Abstract

One hundred and fifty years ago this Spring, John Henry Newman gave a series of lectures that eventually became the collection of those lectures and other occasional essays we know as The Idea of a University. Newman was a nineteenth century English thinker who became modernity’s most famous Catholic convert. He was born at the beginning of the century (1801), died at the end (1890), and converted from the Church of England at mid-century (1845), just seven years before he gave the lectures that concern us. He gave the lectures that formed the basis of his book because an Irish bishop asked him to, as part of an effort to establish a new Catholic University of Ireland. Newman gave the talks, re-wrote them, combined them with other essays he wrote during the 1 850s and published them as The Idea of a University in 1873. The university no longer exists.

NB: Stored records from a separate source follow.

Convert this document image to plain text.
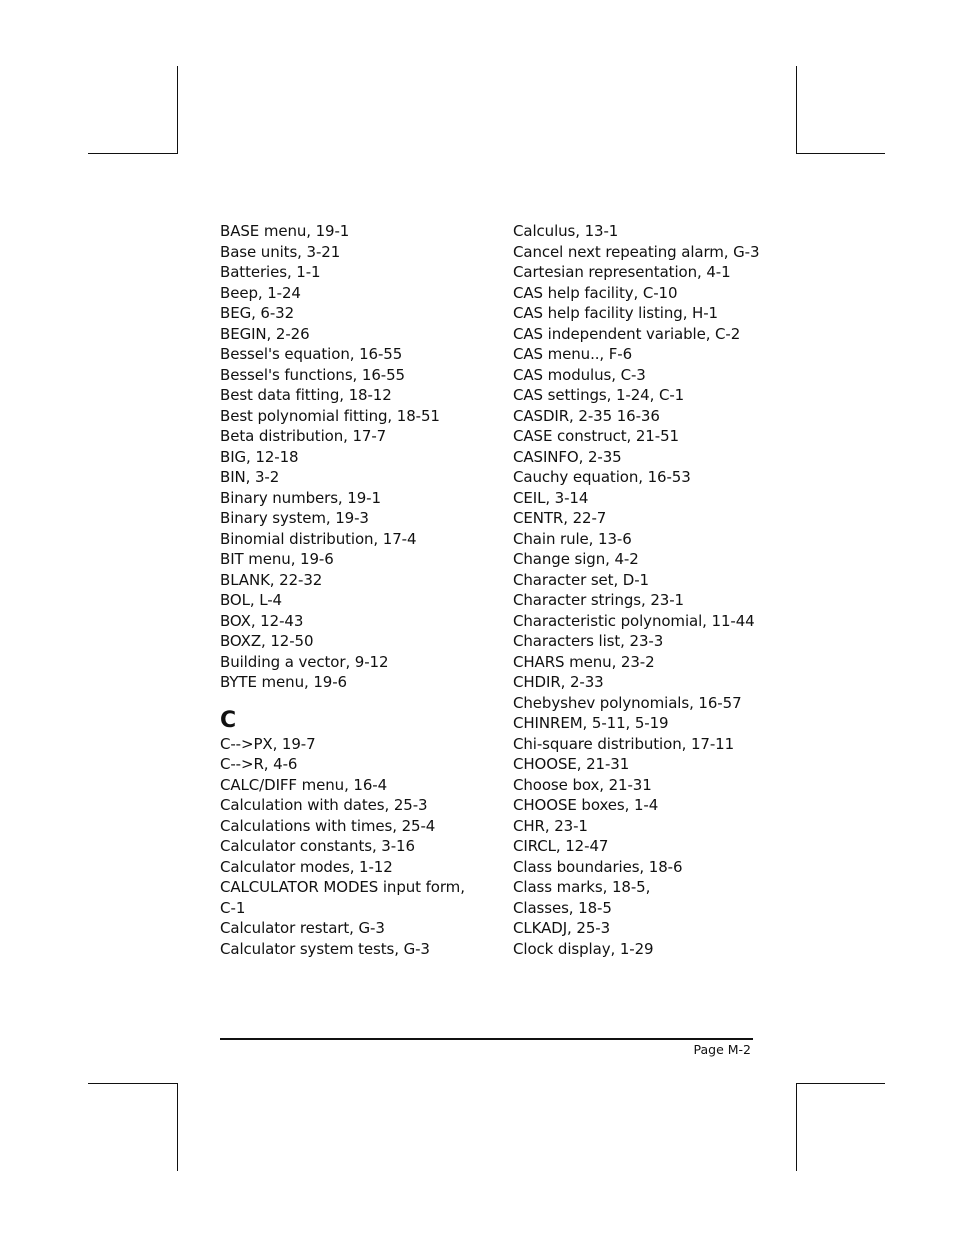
BASE menu, 19-1
Base units, 3-21
Batteries, 1-1
Beep, 1-24
BEG, 6-32
BEGIN, 2-26
Bessel's equation, 16-55
Bessel's functions, 16-55
Best data fitting, 18-12
Best polynomial fitting, 18-51
Beta distribution, 17-7
BIG, 12-18
BIN, 3-2
Binary numbers, 19-1
Binary system, 19-3
Binomial distribution, 17-4
BIT menu, 19-6
BLANK, 22-32
BOL, L-4
BOX, 12-43
BOXZ, 12-50
Building a vector, 9-12
BYTE menu, 19-6
C
C-->PX, 19-7
C-->R, 4-6
CALC/DIFF menu, 16-4
Calculation with dates, 25-3
Calculations with times, 25-4
Calculator constants, 3-16
Calculator modes, 1-12
CALCULATOR MODES input form,
C-1
Calculator restart, G-3
Calculator system tests, G-3
Calculus, 13-1
Cancel next repeating alarm, G-3
Cartesian representation, 4-1
CAS help facility, C-10
CAS help facility listing, H-1
CAS independent variable, C-2
CAS menu.., F-6
CAS modulus, C-3
CAS settings, 1-24, C-1
CASDIR, 2-35 16-36
CASE construct, 21-51
CASINFO, 2-35
Cauchy equation, 16-53
CEIL, 3-14
CENTR, 22-7
Chain rule, 13-6
Change sign, 4-2
Character set, D-1
Character strings, 23-1
Characteristic polynomial, 11-44
Characters list, 23-3
CHARS menu, 23-2
CHDIR, 2-33
Chebyshev polynomials, 16-57
CHINREM, 5-11, 5-19
Chi-square distribution, 17-11
CHOOSE, 21-31
Choose box, 21-31
CHOOSE boxes, 1-4
CHR, 23-1
CIRCL, 12-47
Class boundaries, 18-6
Class marks, 18-5,
Classes, 18-5
CLKADJ, 25-3
Clock display, 1-29
Page M-2
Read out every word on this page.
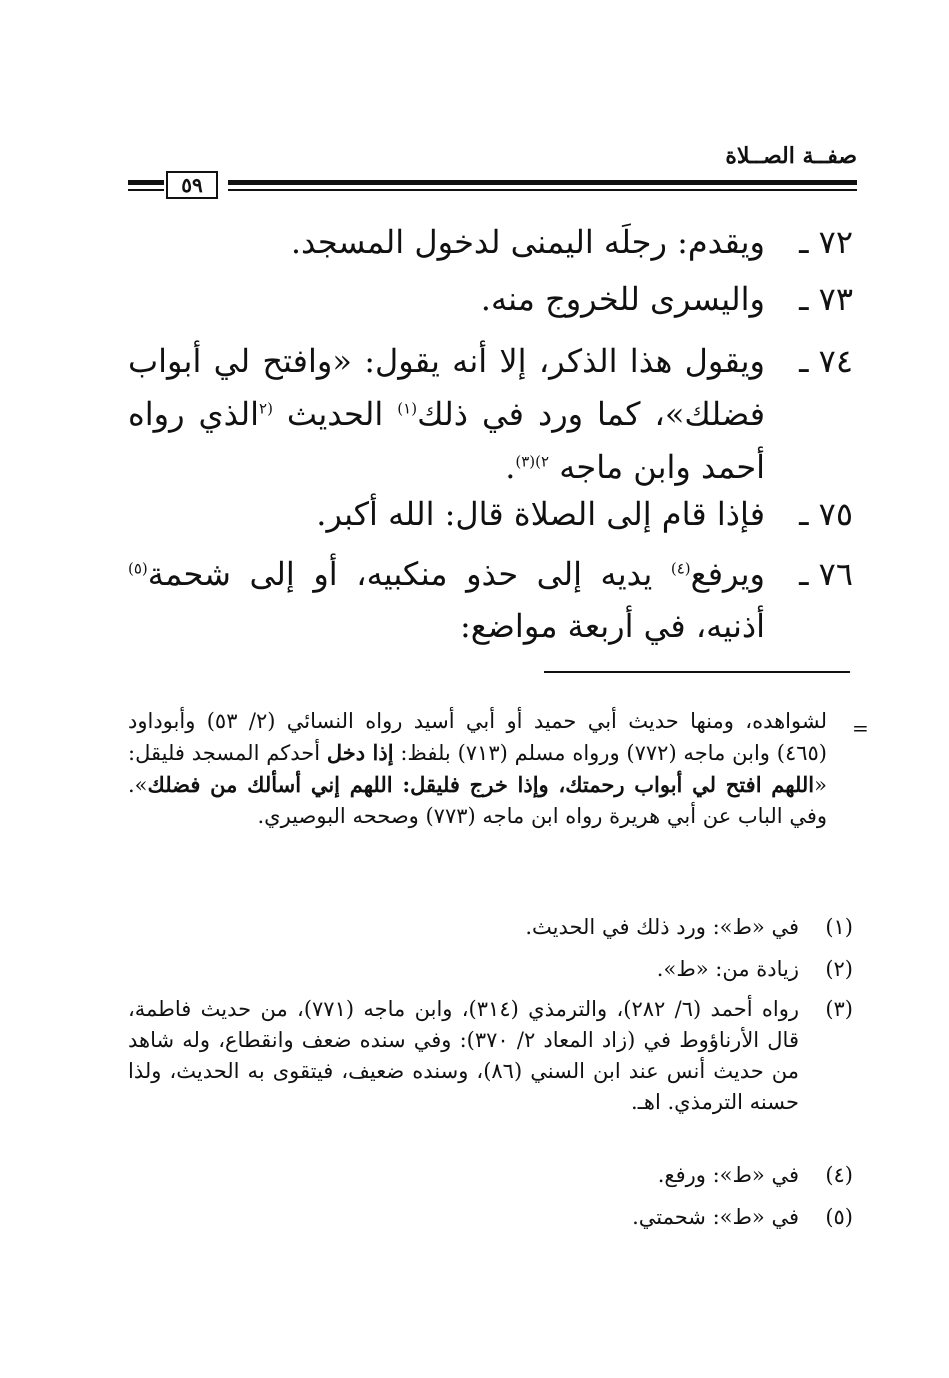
صفــة الصــلاة
٥٩
٧٢ ـ
ويقدم: رجلَه اليمنى لدخول المسجد.
٧٣ ـ
واليسرى للخروج منه.
٧٤ ـ
ويقول هذا الذكر، إلا أنه يقول: «وافتح لي أبواب فضلك»، كما ورد في ذلك$^{(١)}$ الحديث $^{(٢}$الذي رواه أحمد وابن ماجه $^{٢)(٣)}$.
٧٥ ـ
فإذا قام إلى الصلاة قال: الله أكبر.
٧٦ ـ
ويرفع$^{(٤)}$ يديه إلى حذو منكبيه، أو إلى شحمة$^{(٥)}$ أذنيه، في أربعة مواضع:
=
لشواهده، ومنها حديث أبي حميد أو أبي أسيد رواه النسائي (٢/ ٥٣) وأبوداود (٤٦٥) وابن ماجه (٧٧٢) ورواه مسلم (٧١٣) بلفظ: إذا دخل أحدكم المسجد فليقل: «اللهم افتح لي أبواب رحمتك، وإذا خرج فليقل: اللهم إني أسألك من فضلك». وفي الباب عن أبي هريرة رواه ابن ماجه (٧٧٣) وصححه البوصيري.
(١)
في «ط»: ورد ذلك في الحديث.
(٢)
زيادة من: «ط».
(٣)
رواه أحمد (٦/ ٢٨٢)، والترمذي (٣١٤)، وابن ماجه (٧٧١)، من حديث فاطمة، قال الأرناؤوط في (زاد المعاد ٢/ ٣٧٠): وفي سنده ضعف وانقطاع، وله شاهد من حديث أنس عند ابن السني (٨٦)، وسنده ضعيف، فيتقوى به الحديث، ولذا حسنه الترمذي. اهـ.
(٤)
في «ط»: ورفع.
(٥)
في «ط»: شحمتي.
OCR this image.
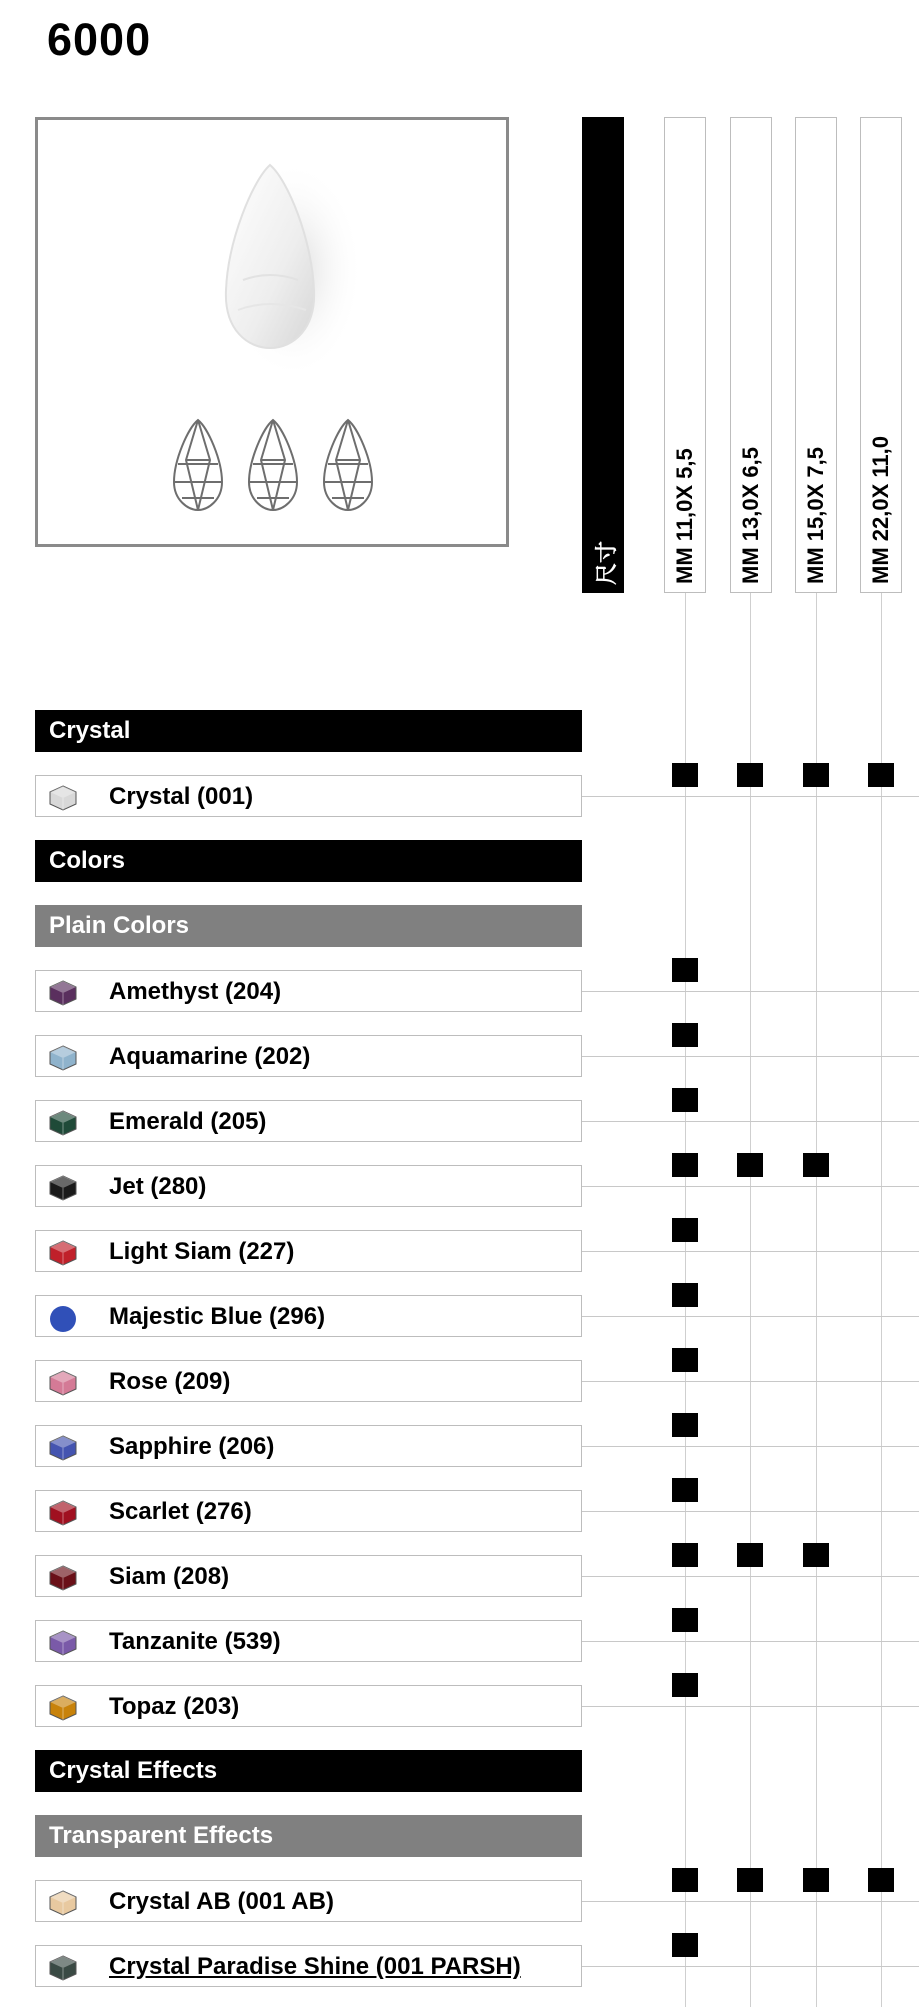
6000
尺寸 MM 11,0X 5,5 MM 13,0X 6,5 MM 15,0X 7,5 MM 22,0X 11,0
Crystal
Crystal (001)
Colors
Plain Colors
Amethyst (204)
Aquamarine (202)
Emerald (205)
Jet (280)
Light Siam (227)
Majestic Blue (296)
Rose (209)
Sapphire (206)
Scarlet (276)
Siam (208)
Tanzanite (539)
Topaz (203)
Crystal Effects
Transparent Effects
Crystal AB (001 AB)
Crystal Paradise Shine (001 PARSH)
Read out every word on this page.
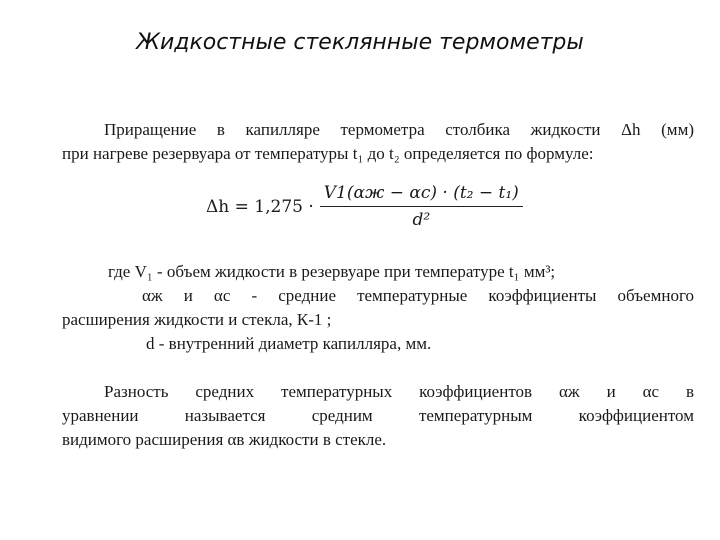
Жидкостные стеклянные термометры
Приращение в капилляре термометра столбика жидкости Δh (мм)
при нагреве резервуара от температуры t₁ до t₂ определяется по формуле:
$\Delta h = 1,275 \cdot \frac{\text{V1(αж − αс) · (t₂ − t₁)}}{\text{d²}}$
где V₁ - объем жидкости в резервуаре при температуре t₁ мм³;
αж и αс - средние температурные коэффициенты объемного
расширения жидкости и стекла, К-1 ;
d - внутренний диаметр капилляра, мм.
Разность средних температурных коэффициентов αж и αс в
уравнении называется средним температурным коэффициентом
видимого расширения αв жидкости в стекле.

His book does exist, but (as the essays that accompany the abridged 1996 Yale edition suggest), there is little agreement about whether it points us backward or forward—where “us” includes students and faculty but also university administrators and university labourers and even donors.One of the curious features of this classic work on Catholic education is that Newman makes little explicit reference to the religious orders who were the founders of most Catholic colleges and universities—Benedictine or Augustinian, Dominican or Franciscan, Notre Dame or Jesuit. Yet, as I hope to show, these orders were clearly in the back of Newman’s mind in ways that shed light on the argument of The Idea as well as on our own circumstances.